Si è conclusa ieri sera la lunga maratona dei film in concorso, con la celebrazione in auditorium Cariromagna dei vari premi in lizza, alla 14° edizione di Sedicicorto, mostra internazionale di cinema indipendente. Le giurie nazionali ed internazionali dopo un attento esame dei film, hanno emesso i verdetti finali. Vince il premio per la migliore opera internazionale della categoria ‘Movie’, il film francese Chasse Royale di Romane Gueret e Lise Akoka. Il film narra della tredicenne Angélique che vive con i suoi fratelli nella periferia di Valenciennes. Un giorno a scuola le offrono di fare un provino per un film. Per la sezione Animalab dedicata ai film di animazione, il primo premio è assegnato a Analysys Paralysis, della regista svizzera Anete Melece. La storia di due persone che seguono strade molto complicate per trovare quello che avevano sotto il loro naso fin dall’inizio: l’amicizia. Il miglior film italiano è risultato il poetico cortometraggio di Mario Piredda: A Casa mia, che risulta anche vincitore del premio Cortoinloco. Rimpianti, vento, sole e salsedine nell’intenso racconto, dove la povertà induce a scelte sofferte e laceranti mentre il territorio viene espropriato della propria storia ed unicità. Il film preferito dalla baby giuria composta da 120 ragazzi di età compresa tra 4 e 13 anni, è risultato il corto francese, Jamais sans mon dentier, diretto da Hugo Favre, divertentissima parodia di “Mission impossible” che vede al centro della storia 4 fantastici vecchietti che all’interno di un’ospizio cercano di recuperare il telecomando della Tv. Oltre 800 studenti componevano la giuria della sezione NO+D2, film della durata di non più di 2 minuti. La raccolta dei voti espressi dai ragazzi, ha segnalato come migliore opera, il toccante film tedesco The culprit (Il colpevole), che narra la drammatica storia di 2 uomini ritenuti colpevoli di essere amanti e condannati alla pena di morte. Il film ha colpito in maniera profonda la sensibilità dei ragazzi che hanno inviato tantissime recensioni e commenti, partecipando al concorso: “Storie di Cinema” in collaborazione con il quotidiano: Il Resto del Carlino.

Questo è l’elenco completo dei premi assegnati: Movie-Luminor: Chasse Royale di Romane Gueret, Lise Akoka (France), Special Mention: In Kropsdam Is Iedereen Gelukkig di Joren Molter (the Netherlands), Audience Award: Mindenki di Kristóf Deák (Hungary).

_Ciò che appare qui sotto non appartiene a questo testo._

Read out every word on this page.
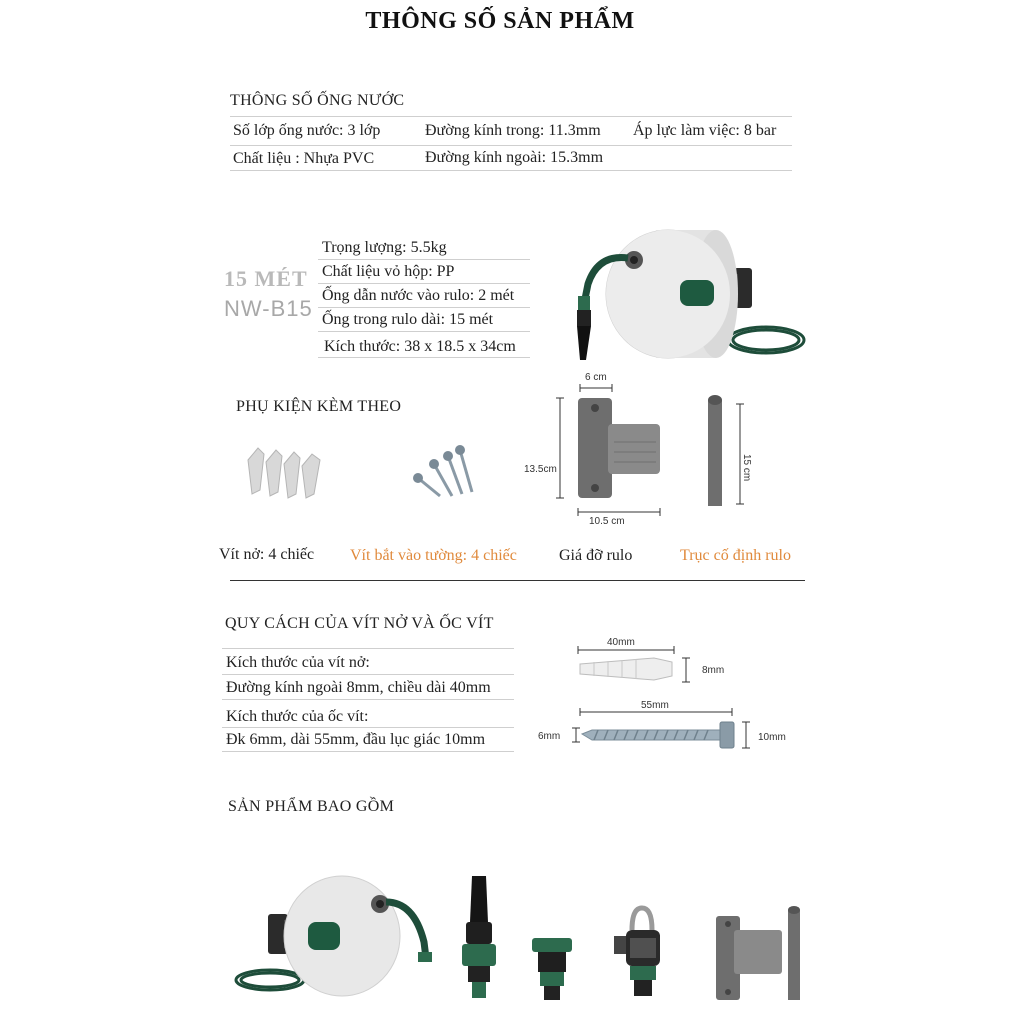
THÔNG SỐ SẢN PHẨM
THÔNG SỐ ỐNG NƯỚC
Số lớp ống nước: 3 lớp	Đường kính trong: 11.3mm Áp lực làm việc: 8 bar
Chất liệu : Nhựa PVC	Đường kính ngoài: 15.3mm
15 MÉT
NW-B15
Trọng lượng: 5.5kg
Chất liệu vỏ hộp: PP
Ống dẫn nước vào rulo: 2 mét
Ống trong rulo dài: 15 mét
Kích thước: 38 x 18.5 x 34cm
PHỤ KIỆN KÈM THEO
6 cm
13.5cm
10.5 cm
15 cm
Vít nở: 4 chiếc Vít bắt vào tường: 4 chiếc	Giá đỡ rulo	Trục cố định rulo
QUY CÁCH CỦA VÍT NỞ VÀ ỐC VÍT
Kích thước của vít nở:
Đường kính ngoài 8mm, chiều dài 40mm
Kích thước của ốc vít:
Đk 6mm, dài 55mm, đầu lục giác 10mm
40mm
8mm
55mm
6mm	10mm
SẢN PHẨM BAO GỒM
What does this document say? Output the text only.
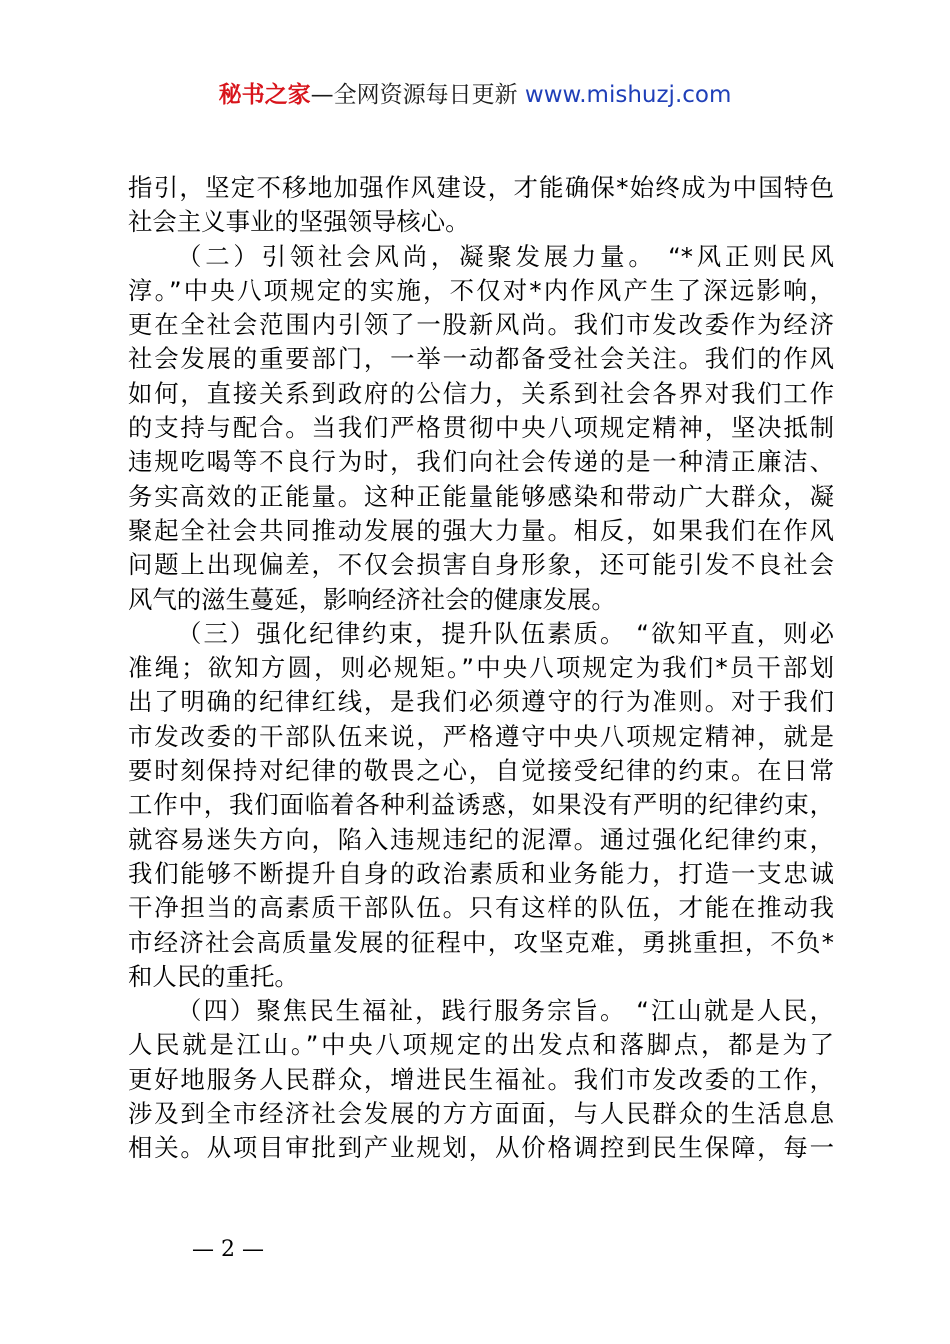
秘书之家—全网资源每日更新 www.mishuzj.com
指引，坚定不移地加强作风建设，才能确保*始终成为中国特色
社会主义事业的坚强领导核心。
（二）引领社会风尚，凝聚发展力量。 “*风正则民风
淳。”中央八项规定的实施，不仅对*内作风产生了深远影响，
更在全社会范围内引领了一股新风尚。我们市发改委作为经济
社会发展的重要部门，一举一动都备受社会关注。我们的作风
如何，直接关系到政府的公信力，关系到社会各界对我们工作
的支持与配合。当我们严格贯彻中央八项规定精神，坚决抵制
违规吃喝等不良行为时，我们向社会传递的是一种清正廉洁、
务实高效的正能量。这种正能量能够感染和带动广大群众，凝
聚起全社会共同推动发展的强大力量。相反，如果我们在作风
问题上出现偏差，不仅会损害自身形象，还可能引发不良社会
风气的滋生蔓延，影响经济社会的健康发展。
（三）强化纪律约束，提升队伍素质。 “欲知平直，则必
准绳；欲知方圆，则必规矩。”中央八项规定为我们*员干部划
出了明确的纪律红线，是我们必须遵守的行为准则。对于我们
市发改委的干部队伍来说，严格遵守中央八项规定精神，就是
要时刻保持对纪律的敬畏之心，自觉接受纪律的约束。在日常
工作中，我们面临着各种利益诱惑，如果没有严明的纪律约束，
就容易迷失方向，陷入违规违纪的泥潭。通过强化纪律约束，
我们能够不断提升自身的政治素质和业务能力，打造一支忠诚
干净担当的高素质干部队伍。只有这样的队伍，才能在推动我
市经济社会高质量发展的征程中，攻坚克难，勇挑重担，不负*
和人民的重托。
（四）聚焦民生福祉，践行服务宗旨。 “江山就是人民，
人民就是江山。”中央八项规定的出发点和落脚点，都是为了
更好地服务人民群众，增进民生福祉。我们市发改委的工作，
涉及到全市经济社会发展的方方面面，与人民群众的生活息息
相关。从项目审批到产业规划，从价格调控到民生保障，每一
— 2 —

Animalab-Luminor: Analysis Paralysis di Anete Melece (Switzerland), Special Mention: Penelope di Heta Jäälinoja (Estonia), Audience Award, Ce mal bun client – Serghei Chiviriga (Romania).

CortItalia-Luminor: A casa mia di Mario Piredda (Italy), Special Mention: Confino di Nico Bonomolo (Italy), Audience Award: Mostri di Federico Rosati.

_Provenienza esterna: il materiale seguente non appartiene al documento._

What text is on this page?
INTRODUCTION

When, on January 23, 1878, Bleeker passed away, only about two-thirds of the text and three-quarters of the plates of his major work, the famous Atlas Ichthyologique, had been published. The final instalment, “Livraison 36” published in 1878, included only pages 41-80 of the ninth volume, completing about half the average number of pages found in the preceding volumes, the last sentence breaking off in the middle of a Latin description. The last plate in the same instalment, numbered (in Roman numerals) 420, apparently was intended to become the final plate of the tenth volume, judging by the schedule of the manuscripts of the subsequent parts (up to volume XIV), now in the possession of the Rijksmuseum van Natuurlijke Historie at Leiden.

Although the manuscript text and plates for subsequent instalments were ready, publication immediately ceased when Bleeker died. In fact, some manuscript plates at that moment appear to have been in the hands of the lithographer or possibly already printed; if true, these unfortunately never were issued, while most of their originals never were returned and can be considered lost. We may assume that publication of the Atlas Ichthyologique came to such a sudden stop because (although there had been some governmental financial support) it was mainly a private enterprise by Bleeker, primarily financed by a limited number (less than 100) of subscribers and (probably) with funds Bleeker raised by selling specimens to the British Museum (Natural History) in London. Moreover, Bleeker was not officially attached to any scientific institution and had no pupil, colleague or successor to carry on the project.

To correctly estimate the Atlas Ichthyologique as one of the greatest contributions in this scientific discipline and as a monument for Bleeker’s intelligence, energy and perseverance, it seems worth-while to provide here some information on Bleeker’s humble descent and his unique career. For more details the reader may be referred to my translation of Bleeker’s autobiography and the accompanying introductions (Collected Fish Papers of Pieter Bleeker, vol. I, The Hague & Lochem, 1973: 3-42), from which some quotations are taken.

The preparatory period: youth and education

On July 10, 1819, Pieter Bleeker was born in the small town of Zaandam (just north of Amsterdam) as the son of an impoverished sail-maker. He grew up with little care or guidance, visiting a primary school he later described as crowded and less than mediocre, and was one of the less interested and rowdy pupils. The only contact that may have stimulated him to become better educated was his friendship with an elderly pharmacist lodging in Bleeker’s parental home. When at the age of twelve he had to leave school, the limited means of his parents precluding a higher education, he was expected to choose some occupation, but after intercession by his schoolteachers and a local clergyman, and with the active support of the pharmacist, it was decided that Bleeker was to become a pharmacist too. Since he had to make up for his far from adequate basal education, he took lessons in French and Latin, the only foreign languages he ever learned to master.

Animare Luminor: Jamais sans mon dentier di Hugo Favre (France).

CortoInloco-Luminor: A casa mia di Mario Piredda (Italy), Special Mention: Ancora di Lu Pulici (Italy), Audience Award: La procedura  di Alessandro Valbonesi (Italy)- NO+D2 – Luminor: The Culprit di Michael Rittmannsberger (Germany), Special Mention: Not Accetable di  Saman Haghighivard (Iran).

Premio Corte Tripoli: Gionatan con la G -di Gianluca Santoni (Italy), Premio Migrò: Penalty di Aldo Iuliano (Italy), Premio Fedic: Ancora di Lu Pulici (Italy), Miglior Documentario: Rejetes di Antonio Guadalupi (Italy), Premio Euroshort: Piove di Ciro d’Emilio (Italy).

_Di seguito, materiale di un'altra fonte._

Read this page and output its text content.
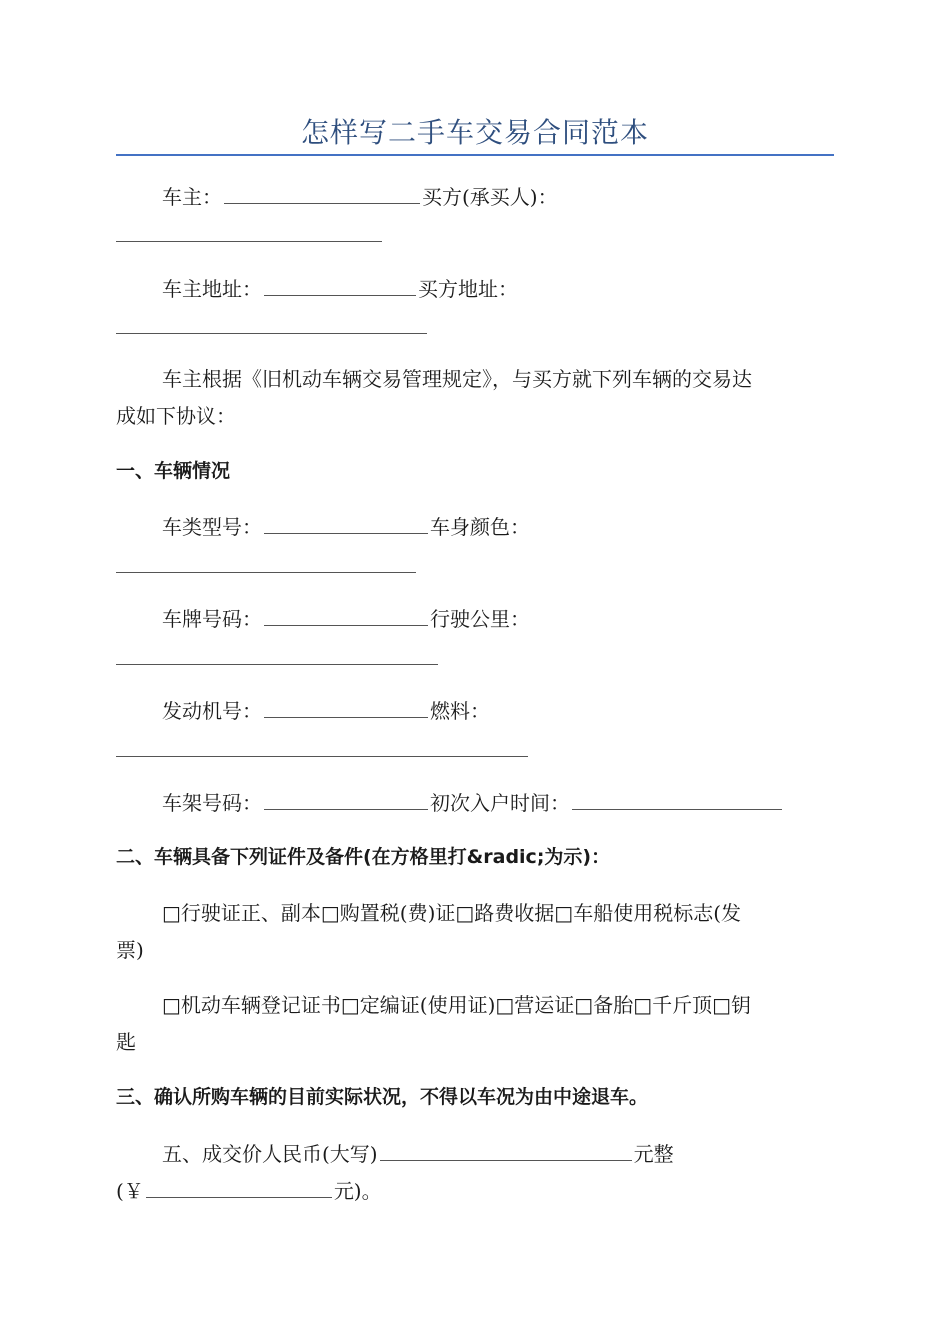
怎样写二手车交易合同范本
车主：	买方(承买人)：
车主地址：	买方地址：
车主根据《旧机动车辆交易管理规定》，与买方就下列车辆的交易达
成如下协议：
一、车辆情况
车类型号：	车身颜色：
车牌号码：	行驶公里：
发动机号：	燃料：
车架号码：	初次入户时间：
二、车辆具备下列证件及备件(在方格里打&radic;为示)：
□行驶证正、副本□购置税(费)证□路费收据□车船使用税标志(发
票)
□机动车辆登记证书□定编证(使用证)□营运证□备胎□千斤顶□钥
匙
三、确认所购车辆的目前实际状况，不得以车况为由中途退车。
五、成交价人民币(大写)	元整
(￥	元)。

Grande partecipazione di pubblico, che ha presenziato in maniera costante alle dieci giornate seguendo, 48 programmi di proiezione, 5 masterclass professionali ed un meeting con gli autori. Erano accreditati ben 168 professionisti. Nonostante la perdita del Cinema Apollo le 4 location alternative: Auditorium Cariromagna, Cinema San Luigi, Biblioteca Saffi e Discoteca Controsenso, hanno soddisfatto le aspettative degli spettatori. Più di 8.000 gli ingressi registrati. Appuntamento alla prossima edizione dal 5 al 14 ottobre 2018 con il tema: “Musica e canto”.